WASHINGTON — A measure aimed at solving a decades-old San Diego problem--the fouling of its beaches by raw sewage from neighboring Tijuana--was tacked onto a popular clean water bill Tuesday by a House subcommittee, virtually assuring its approval by the full House this summer.
If the Senate approves similar legislation, as California Republicans said they believe is probable, actual work to end the pollution problem could get under way as early as year's end, one House member from San Diego said.
The amendment, passed on voice vote by the House Public Works subcommittee on water resources, would authorize construction of a $32-million "defensive pipeline" system to funnel untreated sewage from the Tijuana River into a Mexican canal before it reaches San Diego-area beaches.
No Waste Treatment Plant
Tijuana, which has no waste-water treatment plant, now routinely pumps sewage into an ocean outfall, but its pumping system frequently breaks down, spilling the sewage into the river, which empties into the Pacific just north of the U.S.-Mexican border.
The canal, by contrast, empties into the Pacific Ocean at Rosarita Beach, far south of San Diego. The Mexican government has agreed to let the United States divert sewage from the Tijuana River into the canal and has pledged to build a treatment plant at the end of the canal within a few years.
"For two or three decades, we've had a real problem" with Tijuana River sewage, said Rep. Ron Packard (R-Carlsbad), a member of the Public Works subcommittee and author of the amendment. "It's been a severe health hazard, and it's polluted our beaches. This is the first major step toward solving that problem."
Packard's amendment also would allow construction of another treatment plant for Tijuana's sewage--on the U.S. side of the border--if the Mexican plant is not built as promised.
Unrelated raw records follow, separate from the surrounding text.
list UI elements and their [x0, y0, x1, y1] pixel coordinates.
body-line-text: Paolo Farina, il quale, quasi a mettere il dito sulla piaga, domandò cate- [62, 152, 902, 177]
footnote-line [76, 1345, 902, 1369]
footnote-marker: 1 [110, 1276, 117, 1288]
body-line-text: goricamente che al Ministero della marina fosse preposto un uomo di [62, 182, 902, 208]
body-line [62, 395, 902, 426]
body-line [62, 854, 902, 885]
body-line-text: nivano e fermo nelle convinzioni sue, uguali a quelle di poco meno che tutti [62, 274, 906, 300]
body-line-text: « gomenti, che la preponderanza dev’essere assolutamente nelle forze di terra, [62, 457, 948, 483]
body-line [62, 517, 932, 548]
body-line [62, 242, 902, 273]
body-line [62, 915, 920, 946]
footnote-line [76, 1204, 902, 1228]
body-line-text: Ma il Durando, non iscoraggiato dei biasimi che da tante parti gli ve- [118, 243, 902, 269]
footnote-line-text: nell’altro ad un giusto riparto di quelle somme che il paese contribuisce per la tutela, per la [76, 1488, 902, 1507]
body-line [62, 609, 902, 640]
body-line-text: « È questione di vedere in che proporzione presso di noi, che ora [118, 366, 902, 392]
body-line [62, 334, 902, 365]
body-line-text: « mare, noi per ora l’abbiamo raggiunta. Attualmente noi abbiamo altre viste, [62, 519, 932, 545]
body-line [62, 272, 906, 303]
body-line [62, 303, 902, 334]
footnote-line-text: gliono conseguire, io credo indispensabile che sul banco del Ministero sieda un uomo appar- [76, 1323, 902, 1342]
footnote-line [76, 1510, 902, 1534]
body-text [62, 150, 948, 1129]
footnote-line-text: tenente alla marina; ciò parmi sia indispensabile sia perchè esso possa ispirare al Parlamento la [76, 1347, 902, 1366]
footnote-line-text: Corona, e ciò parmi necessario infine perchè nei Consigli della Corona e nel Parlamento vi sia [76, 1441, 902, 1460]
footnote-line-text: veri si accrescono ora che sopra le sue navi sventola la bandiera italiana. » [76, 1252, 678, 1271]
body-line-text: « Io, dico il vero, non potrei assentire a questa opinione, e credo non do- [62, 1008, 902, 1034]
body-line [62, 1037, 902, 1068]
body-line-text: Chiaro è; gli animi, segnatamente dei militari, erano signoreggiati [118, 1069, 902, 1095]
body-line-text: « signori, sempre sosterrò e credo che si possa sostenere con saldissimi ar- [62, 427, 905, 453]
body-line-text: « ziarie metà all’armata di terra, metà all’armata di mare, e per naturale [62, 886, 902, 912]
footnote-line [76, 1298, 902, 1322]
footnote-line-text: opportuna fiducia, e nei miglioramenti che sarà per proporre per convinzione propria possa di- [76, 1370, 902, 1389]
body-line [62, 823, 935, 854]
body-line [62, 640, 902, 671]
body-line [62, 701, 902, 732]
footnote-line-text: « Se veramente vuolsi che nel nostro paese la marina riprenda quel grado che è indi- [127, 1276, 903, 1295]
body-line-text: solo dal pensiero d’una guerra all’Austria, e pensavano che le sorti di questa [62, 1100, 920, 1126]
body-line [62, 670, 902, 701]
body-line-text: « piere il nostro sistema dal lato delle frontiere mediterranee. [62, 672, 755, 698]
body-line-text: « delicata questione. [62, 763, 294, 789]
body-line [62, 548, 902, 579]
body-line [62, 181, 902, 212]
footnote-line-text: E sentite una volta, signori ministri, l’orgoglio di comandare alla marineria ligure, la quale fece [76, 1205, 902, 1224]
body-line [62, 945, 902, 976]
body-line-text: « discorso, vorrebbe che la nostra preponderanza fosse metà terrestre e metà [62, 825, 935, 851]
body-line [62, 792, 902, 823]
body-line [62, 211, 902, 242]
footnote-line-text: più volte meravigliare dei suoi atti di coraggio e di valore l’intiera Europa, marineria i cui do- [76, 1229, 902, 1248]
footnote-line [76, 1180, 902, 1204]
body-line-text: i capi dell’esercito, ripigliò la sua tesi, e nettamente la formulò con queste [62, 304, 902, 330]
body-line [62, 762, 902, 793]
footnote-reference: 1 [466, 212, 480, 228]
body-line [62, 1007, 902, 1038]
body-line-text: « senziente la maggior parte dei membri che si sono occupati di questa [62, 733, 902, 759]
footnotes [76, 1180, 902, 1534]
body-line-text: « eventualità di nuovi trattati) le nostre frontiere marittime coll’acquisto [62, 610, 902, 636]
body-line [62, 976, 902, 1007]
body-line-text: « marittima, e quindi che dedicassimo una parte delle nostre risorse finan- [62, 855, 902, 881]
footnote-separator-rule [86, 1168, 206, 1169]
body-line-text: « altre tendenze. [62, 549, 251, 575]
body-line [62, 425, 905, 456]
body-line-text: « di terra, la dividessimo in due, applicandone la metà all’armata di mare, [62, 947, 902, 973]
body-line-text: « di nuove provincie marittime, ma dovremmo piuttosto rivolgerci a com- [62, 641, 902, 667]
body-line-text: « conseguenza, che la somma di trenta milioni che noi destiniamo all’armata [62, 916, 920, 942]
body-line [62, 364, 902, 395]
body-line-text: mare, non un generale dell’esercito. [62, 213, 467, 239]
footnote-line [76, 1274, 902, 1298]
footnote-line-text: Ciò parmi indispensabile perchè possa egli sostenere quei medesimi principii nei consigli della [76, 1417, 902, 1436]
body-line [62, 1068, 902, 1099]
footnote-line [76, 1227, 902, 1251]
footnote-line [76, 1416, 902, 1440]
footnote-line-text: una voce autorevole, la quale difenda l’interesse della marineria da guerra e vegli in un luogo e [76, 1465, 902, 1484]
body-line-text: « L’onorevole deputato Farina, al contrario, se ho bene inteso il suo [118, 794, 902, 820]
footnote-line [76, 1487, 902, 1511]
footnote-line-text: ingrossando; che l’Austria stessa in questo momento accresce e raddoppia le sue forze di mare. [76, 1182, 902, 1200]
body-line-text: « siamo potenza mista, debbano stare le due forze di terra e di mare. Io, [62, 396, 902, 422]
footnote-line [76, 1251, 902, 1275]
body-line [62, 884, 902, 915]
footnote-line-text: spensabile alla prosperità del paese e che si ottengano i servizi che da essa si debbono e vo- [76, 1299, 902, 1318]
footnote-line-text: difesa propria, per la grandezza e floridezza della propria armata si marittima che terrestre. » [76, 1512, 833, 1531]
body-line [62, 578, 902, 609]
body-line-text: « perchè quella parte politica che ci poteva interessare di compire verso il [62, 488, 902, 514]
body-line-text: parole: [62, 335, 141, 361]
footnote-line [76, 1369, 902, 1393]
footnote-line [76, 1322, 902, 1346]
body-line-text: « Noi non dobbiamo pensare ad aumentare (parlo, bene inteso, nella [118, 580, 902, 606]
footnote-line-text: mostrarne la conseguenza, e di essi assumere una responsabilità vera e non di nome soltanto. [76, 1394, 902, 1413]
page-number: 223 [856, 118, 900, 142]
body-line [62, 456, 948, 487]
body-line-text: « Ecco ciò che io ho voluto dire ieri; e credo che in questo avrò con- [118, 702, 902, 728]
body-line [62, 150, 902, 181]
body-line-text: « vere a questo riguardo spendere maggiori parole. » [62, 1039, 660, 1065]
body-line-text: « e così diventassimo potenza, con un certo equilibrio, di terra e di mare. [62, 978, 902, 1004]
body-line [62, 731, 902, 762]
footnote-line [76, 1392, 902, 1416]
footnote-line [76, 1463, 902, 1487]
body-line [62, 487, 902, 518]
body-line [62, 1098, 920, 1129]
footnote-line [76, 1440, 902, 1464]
The full Public Works Committee is expected to give routine approval to the amended clean water bill today, Packard said. Environmental lobbyists say passage of the bill by the full House is all but certain, probably next month.
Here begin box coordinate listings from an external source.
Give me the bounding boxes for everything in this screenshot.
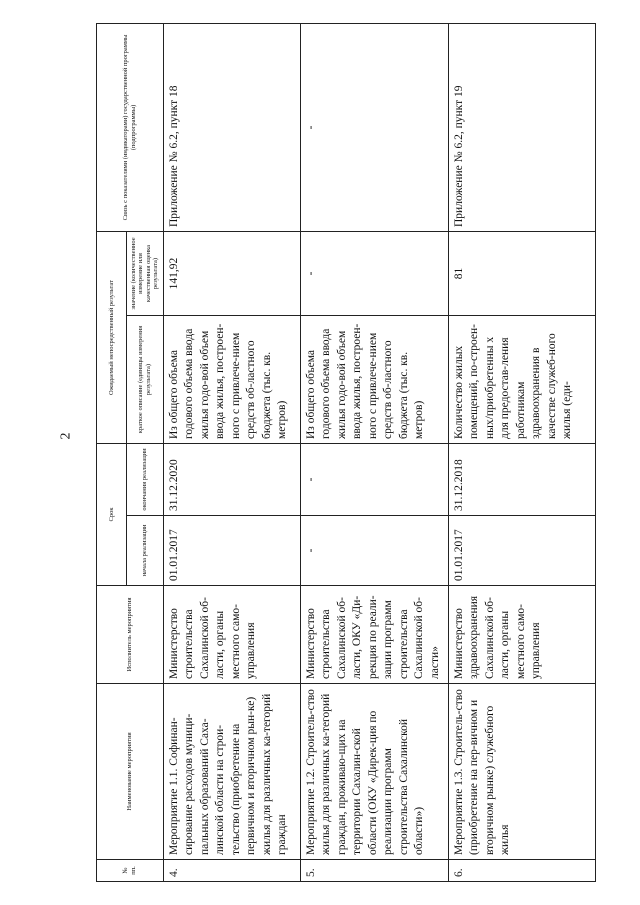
term-end: 31.12.2018 (448, 444, 595, 516)
indicator-link: Приложение № 6.2, пункт 19 (448, 24, 595, 232)
term-start: - (300, 516, 448, 586)
header-name: Наименование мероприятия (97, 684, 164, 860)
header-term-start: начала реализации (127, 516, 164, 586)
measure-name: Мероприятие 1.3. Строитель-ство (приобретение на пер-вичном и вторичном рынке) служебного жилья (448, 684, 595, 860)
header-expected-value: значение (количественное измерение или качественная оценка результата) (127, 232, 164, 316)
header-expected-desc: краткое описание (единицы измерения результата) (127, 316, 164, 444)
result-description: Из общего объема годового объема ввода жилья годо-вой объем ввода жилья, построен-ного с привлече-нием средств об-ластного бюджета (тыс. кв. метров) (163, 316, 300, 444)
header-expected: Ожидаемый непосредственный результат (97, 232, 127, 444)
row-number: 4. (163, 860, 300, 882)
measure-executor: Министерство строительства Сахалинской об-ласти, ОКУ «Ди-рекция по реали-зации программ строительства Сахалинской об-ласти» (300, 586, 448, 684)
header-term: Срок (97, 444, 127, 586)
measure-executor: Министерство здравоохранения Сахалинской об-ласти, органы местного само-управления (448, 586, 595, 684)
term-start: 01.01.2017 (163, 516, 300, 586)
header-row-1 (97, 24, 127, 882)
result-value: 81 (448, 232, 595, 316)
table-row (448, 24, 595, 882)
measure-executor: Министерство строительства Сахалинской об-ласти, органы местного само-управления (163, 586, 300, 684)
measure-name: Мероприятие 1.1. Софинан-сирование расходов муници-пальных образований Саха-линской области на строи-тельство (приобретение на первичном и вторичном рын-ке) жилья для различных ка-тегорий граждан (163, 684, 300, 860)
header-no: № пп. (97, 860, 164, 882)
header-link: Связь с показателями (индикаторами) государственной программы (подпрограммы) (97, 24, 164, 232)
row-number: 5. (300, 860, 448, 882)
page-number: 2 (58, 432, 74, 440)
row-number: 6. (448, 860, 595, 882)
result-description: Из общего объема годового объема ввода жилья годо-вой объем ввода жилья, построен-ного с привлече-нием средств об-ластного бюджета (тыс. кв. метров) (300, 316, 448, 444)
measures-table (96, 23, 596, 882)
result-value: - (300, 232, 448, 316)
indicator-link: Приложение № 6.2, пункт 18 (163, 24, 300, 232)
table-rotation-wrapper (96, 24, 596, 882)
result-description: Количество жилых помещений, по-строен-ных/приобретенны х для предостав-ления работникам здравоохранения в качестве служеб-ного жилья (еди- (448, 316, 595, 444)
measure-name: Мероприятие 1.2. Строитель-ство жилья для различных ка-тегорий граждан, проживаю-щих на территории Сахалин-ской области (ОКУ «Дирек-ция по реализации программ строительства Сахалинской области») (300, 684, 448, 860)
result-value: 141,92 (163, 232, 300, 316)
indicator-link: - (300, 24, 448, 232)
table-row (300, 24, 448, 882)
rotated-sheet (96, 24, 596, 882)
table-row (163, 24, 300, 882)
term-end: - (300, 444, 448, 516)
term-start: 01.01.2017 (448, 516, 595, 586)
header-term-end: окончания реализации (127, 444, 164, 516)
header-executor: Исполнитель мероприятия (97, 586, 164, 684)
term-end: 31.12.2020 (163, 444, 300, 516)
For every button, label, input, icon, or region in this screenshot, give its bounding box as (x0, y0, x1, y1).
California legislators took the same amendment route last year in an effort to win federal aid for the Tijuana sewage problem. But the effort collapsed when a proposed renewal of the Clean Water Act, already passed by the House with the sewage clause, died when the Senate failed to pass its own version of the bill.
New Clean Water Bill
This year, the Senate Environment and Public Works Committee has already approved a new clean water measure, and full Senate passage also appears likely.
The Senate bill does not include authorization for the Tijuana River project. But an aide to Sen. Pete Wilson (R-Calif.), former San Diego mayor, said Wilson probably would seek to amend the bill to include the sewage project or ask the Senate to accept the House amendment.
Congress allotted $32 million for Tijuana sewage relief last year, and the money could be spent for the pipeline system in the fiscal year beginning Oct. 1 with only routine technical changes in appropriations legislation, congressional staff members said.